Nutrition and weight-loss expert Claire Turnbull understands why people might wonder what she would know about struggling with weight. The author of Lose Weight for Life is slim and toned, a walking advertisement for good health. Her idea of a treat is a smoothie with berries and spinach, and she can’t get through the day without doing some form of exercise.
To run her business, Mission Nutrition, Claire has to know the theory of how to shed kilos, but she also knows what it’s like to be obsessed with food and hate yourself because you’re fat. “Oh, I know all about that,” says Claire (30). “I’ve been through it all myself.”
Claire, who was born in the north of England and moved to Auckland seven years ago, was kicked out of dancing classes as a kid for being too fat. By five she was obsessed with food, and went through a stage of only eating beetroot, cottage cheese and potatoes.
At 11 she went to an all-girls school, where many fellow pupils were fixated on body image, and she got drawn into a cycle of skipping meals to try to stay slim only to then binge on chocolate.
“There were days when I would only eat three apples, and then there were days when I gorged myself,” says Claire, who would also exercise obsessively. “I could eat three family-sized bags of Maltesers [chocolates] in one sitting, and I would be crying into the last bag, hating myself.”
In her teens, her obsessions had taken over her life and “I would go to bed at night thinking, ‘I don’t want to wake up in the morning’. I didn’t want to be in my life any more.”
The daughter of a doctor and a nurse, she comes from a close and loving family. But her mum Sue struggled with her weight and was always dieting. “I learned that what you eat can completely take over the way you feel about yourself, and food can become so much more than just fuel; it becomes a way of coping with life.”
It’s hard to believe now, because Claire seems so bubbly and outgoing, but when she was growing up she had zero self-esteem.

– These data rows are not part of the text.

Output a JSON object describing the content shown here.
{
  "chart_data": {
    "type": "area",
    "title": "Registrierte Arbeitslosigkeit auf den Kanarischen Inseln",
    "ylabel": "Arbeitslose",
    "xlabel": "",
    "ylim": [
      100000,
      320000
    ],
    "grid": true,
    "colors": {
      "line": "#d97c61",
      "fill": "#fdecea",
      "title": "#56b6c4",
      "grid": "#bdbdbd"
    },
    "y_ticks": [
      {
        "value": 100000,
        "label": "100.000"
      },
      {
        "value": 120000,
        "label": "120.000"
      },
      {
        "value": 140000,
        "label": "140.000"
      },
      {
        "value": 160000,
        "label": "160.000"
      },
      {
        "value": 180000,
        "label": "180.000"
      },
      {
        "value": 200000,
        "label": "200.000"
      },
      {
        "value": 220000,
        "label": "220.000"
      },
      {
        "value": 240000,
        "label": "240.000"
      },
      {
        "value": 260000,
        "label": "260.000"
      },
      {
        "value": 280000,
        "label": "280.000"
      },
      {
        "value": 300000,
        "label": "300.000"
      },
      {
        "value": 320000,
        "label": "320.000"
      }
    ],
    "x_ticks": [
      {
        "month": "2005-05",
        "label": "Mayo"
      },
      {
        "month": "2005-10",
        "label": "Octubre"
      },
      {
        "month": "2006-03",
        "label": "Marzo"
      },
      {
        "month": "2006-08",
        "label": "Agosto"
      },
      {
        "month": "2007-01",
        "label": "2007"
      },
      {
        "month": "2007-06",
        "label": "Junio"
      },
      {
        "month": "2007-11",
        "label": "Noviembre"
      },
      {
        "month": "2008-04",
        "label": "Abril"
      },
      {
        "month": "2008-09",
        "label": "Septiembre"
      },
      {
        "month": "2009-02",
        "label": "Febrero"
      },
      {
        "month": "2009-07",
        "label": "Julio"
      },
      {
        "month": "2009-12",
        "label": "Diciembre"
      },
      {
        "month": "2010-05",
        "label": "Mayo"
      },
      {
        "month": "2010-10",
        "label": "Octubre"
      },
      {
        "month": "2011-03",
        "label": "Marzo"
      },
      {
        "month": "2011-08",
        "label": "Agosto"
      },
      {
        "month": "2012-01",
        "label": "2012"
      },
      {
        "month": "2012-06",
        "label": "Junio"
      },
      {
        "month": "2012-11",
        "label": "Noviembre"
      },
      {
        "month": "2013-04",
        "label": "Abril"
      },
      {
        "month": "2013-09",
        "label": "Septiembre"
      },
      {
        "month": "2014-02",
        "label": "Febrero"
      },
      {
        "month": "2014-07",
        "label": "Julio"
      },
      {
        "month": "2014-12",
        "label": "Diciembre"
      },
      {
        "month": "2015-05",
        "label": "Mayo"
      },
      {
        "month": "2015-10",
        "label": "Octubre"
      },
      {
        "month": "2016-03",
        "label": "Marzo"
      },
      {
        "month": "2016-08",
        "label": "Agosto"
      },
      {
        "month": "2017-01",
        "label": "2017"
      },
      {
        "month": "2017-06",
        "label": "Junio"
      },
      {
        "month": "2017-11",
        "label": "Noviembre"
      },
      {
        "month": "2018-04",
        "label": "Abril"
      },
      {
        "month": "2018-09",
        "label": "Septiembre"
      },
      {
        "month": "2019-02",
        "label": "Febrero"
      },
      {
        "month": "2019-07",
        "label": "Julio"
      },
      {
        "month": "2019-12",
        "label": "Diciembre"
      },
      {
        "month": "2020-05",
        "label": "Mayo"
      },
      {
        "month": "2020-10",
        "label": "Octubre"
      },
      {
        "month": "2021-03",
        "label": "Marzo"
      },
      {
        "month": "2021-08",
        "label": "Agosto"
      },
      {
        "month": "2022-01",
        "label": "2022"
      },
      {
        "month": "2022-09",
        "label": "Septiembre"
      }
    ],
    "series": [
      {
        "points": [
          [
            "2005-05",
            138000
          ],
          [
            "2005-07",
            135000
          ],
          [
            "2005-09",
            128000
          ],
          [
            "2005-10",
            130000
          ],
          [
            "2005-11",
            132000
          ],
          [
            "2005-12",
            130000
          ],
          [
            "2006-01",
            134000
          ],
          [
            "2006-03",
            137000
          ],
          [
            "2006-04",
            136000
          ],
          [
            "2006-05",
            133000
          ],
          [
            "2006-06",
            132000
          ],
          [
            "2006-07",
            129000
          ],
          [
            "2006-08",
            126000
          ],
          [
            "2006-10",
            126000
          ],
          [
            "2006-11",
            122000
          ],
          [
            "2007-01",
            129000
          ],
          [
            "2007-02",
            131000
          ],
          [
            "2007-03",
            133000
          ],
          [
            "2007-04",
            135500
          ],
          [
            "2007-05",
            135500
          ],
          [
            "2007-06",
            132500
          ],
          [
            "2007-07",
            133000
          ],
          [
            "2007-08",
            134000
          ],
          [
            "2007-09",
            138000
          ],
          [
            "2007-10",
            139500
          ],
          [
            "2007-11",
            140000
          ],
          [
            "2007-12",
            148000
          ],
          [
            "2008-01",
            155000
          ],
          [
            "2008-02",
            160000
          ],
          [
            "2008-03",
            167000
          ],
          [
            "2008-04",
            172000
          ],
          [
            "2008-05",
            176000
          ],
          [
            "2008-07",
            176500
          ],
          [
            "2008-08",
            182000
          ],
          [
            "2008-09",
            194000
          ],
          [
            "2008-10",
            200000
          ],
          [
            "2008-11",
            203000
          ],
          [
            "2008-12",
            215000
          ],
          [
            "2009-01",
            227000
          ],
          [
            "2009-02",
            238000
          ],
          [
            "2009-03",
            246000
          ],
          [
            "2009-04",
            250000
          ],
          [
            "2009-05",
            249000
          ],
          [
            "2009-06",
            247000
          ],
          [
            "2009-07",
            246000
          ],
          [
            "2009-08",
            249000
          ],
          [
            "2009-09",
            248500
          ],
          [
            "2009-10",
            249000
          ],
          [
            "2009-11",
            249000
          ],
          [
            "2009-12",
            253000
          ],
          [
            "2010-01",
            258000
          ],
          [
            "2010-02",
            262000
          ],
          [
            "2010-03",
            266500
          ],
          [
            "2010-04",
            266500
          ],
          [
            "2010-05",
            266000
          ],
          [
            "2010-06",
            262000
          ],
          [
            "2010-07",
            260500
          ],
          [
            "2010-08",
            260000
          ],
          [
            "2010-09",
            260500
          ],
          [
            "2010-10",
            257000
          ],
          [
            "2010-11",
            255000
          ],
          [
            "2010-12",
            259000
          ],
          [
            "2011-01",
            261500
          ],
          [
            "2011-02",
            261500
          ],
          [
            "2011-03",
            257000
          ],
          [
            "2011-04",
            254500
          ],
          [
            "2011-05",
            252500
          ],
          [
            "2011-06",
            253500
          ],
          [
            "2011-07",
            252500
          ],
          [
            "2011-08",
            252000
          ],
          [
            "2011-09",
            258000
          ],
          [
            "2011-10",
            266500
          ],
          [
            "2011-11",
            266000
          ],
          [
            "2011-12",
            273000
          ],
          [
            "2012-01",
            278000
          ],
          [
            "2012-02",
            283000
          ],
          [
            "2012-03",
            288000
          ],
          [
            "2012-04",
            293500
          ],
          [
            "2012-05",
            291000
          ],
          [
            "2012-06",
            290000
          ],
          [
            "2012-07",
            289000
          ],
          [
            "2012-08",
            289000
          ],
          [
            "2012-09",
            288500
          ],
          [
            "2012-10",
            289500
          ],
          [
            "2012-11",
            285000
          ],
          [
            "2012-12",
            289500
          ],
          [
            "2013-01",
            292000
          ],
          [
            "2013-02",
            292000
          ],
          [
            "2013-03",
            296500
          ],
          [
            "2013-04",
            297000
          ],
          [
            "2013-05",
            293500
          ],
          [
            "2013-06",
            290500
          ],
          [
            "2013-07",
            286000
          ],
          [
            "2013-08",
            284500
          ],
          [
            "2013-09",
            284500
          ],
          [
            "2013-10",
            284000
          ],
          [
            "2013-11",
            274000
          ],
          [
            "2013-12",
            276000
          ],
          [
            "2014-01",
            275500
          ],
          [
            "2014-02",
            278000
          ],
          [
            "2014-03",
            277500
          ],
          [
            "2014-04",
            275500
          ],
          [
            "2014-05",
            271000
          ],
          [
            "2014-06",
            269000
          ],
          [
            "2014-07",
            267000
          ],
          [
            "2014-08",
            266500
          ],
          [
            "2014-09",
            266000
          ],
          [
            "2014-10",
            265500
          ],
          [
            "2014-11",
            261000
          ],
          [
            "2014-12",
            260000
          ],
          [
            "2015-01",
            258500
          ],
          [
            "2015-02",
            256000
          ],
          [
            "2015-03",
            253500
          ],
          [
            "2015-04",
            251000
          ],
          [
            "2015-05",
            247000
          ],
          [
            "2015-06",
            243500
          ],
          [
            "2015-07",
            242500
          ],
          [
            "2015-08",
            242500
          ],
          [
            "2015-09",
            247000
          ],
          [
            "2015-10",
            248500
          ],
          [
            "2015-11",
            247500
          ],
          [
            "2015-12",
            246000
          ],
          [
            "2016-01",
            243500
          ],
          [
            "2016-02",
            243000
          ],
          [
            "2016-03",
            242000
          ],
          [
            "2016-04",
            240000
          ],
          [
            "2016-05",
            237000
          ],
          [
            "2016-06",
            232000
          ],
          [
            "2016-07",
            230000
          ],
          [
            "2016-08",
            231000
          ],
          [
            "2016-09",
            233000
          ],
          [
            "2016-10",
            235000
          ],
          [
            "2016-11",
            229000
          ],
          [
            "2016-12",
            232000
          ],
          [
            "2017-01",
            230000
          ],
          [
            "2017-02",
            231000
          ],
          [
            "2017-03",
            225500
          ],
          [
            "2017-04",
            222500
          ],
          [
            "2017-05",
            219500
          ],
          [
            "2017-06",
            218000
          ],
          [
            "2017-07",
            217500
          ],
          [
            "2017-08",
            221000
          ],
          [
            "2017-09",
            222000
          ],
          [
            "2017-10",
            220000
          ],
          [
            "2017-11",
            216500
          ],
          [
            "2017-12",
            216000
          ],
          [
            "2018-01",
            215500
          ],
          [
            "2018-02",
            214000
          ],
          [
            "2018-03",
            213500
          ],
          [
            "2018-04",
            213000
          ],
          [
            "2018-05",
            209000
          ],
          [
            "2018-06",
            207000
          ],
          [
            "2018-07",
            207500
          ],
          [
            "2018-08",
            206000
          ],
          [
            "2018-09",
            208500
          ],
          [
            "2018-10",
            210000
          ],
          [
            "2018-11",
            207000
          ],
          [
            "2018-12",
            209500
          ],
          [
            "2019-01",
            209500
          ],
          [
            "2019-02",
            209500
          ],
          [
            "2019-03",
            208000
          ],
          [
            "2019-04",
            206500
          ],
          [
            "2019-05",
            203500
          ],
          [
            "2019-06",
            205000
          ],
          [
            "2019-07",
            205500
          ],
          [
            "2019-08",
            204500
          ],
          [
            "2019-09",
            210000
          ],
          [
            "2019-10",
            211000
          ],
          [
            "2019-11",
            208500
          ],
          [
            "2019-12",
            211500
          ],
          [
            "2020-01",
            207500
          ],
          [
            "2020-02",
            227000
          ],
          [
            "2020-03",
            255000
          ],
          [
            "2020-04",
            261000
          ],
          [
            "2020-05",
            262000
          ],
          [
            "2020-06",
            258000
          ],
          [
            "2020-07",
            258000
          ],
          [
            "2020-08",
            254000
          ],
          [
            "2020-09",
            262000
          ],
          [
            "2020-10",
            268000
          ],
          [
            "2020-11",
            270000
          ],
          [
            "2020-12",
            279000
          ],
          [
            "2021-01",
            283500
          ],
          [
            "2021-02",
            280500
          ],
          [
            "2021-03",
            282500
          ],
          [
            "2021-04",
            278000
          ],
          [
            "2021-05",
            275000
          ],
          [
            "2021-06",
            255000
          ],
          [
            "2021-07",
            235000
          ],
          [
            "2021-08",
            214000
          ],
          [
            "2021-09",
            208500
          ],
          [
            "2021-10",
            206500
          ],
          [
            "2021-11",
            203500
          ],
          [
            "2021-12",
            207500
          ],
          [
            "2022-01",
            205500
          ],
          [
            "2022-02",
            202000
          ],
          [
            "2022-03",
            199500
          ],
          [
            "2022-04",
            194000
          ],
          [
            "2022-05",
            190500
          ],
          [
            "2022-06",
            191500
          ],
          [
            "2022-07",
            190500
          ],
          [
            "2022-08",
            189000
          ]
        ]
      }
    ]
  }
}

It made her an easy target for bullies and she went through a terrible time at primary school. “I had no friends and I got picked on all the time – kids used to spit at me,” she remembers.

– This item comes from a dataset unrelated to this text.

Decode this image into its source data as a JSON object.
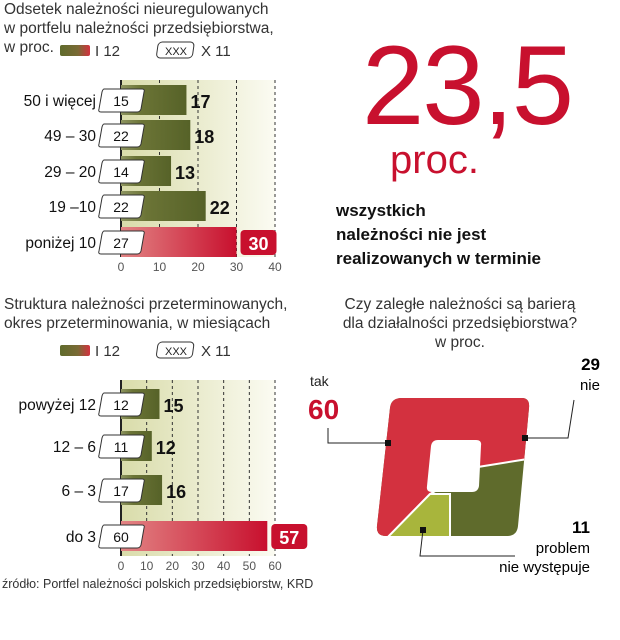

“My parents sent me to the same school as my little brother, who is three years younger, so he could look after me.” Fortunately, by the time she reached her teens she had a close group of friends who helped to support her when she eventually realised she had to stop using food as a coping mechanism.
A friend’s suicide at 15 made Claire understand that wanting to opt out of life was not a solution. She went to university to study dietetics and the more she learned about nutrition and health, the more she understood the importance of eating well. Through therapy she addressed her self-esteem issues and changed her attitude towards food.
“It has been a very long process but I have got there,” smiles Claire, a former hospital dietician who now gives nutrition advice on radio, TV and in Healthy Food Guide magazine. Staying slender takes effort.
“I’m not naturally thin – if I ate cake and biscuits every day and drank wine every night I would be massive. I used to want chocolate so much I would eat chocolate spread straight out of the jar. Now I can have one square and put the rest back.
“A lot of those conversations are still there – ‘I’ve had a bad day, wine would help’ – but I know how to deal with these thought patterns now. Eating or drinking to help you cope is a habit you can unlearn, and if you know why food messes with your mind, you can find ways of dealing with it. You can work to build healthy habits and then the sky is the limit. I am living proof of that.”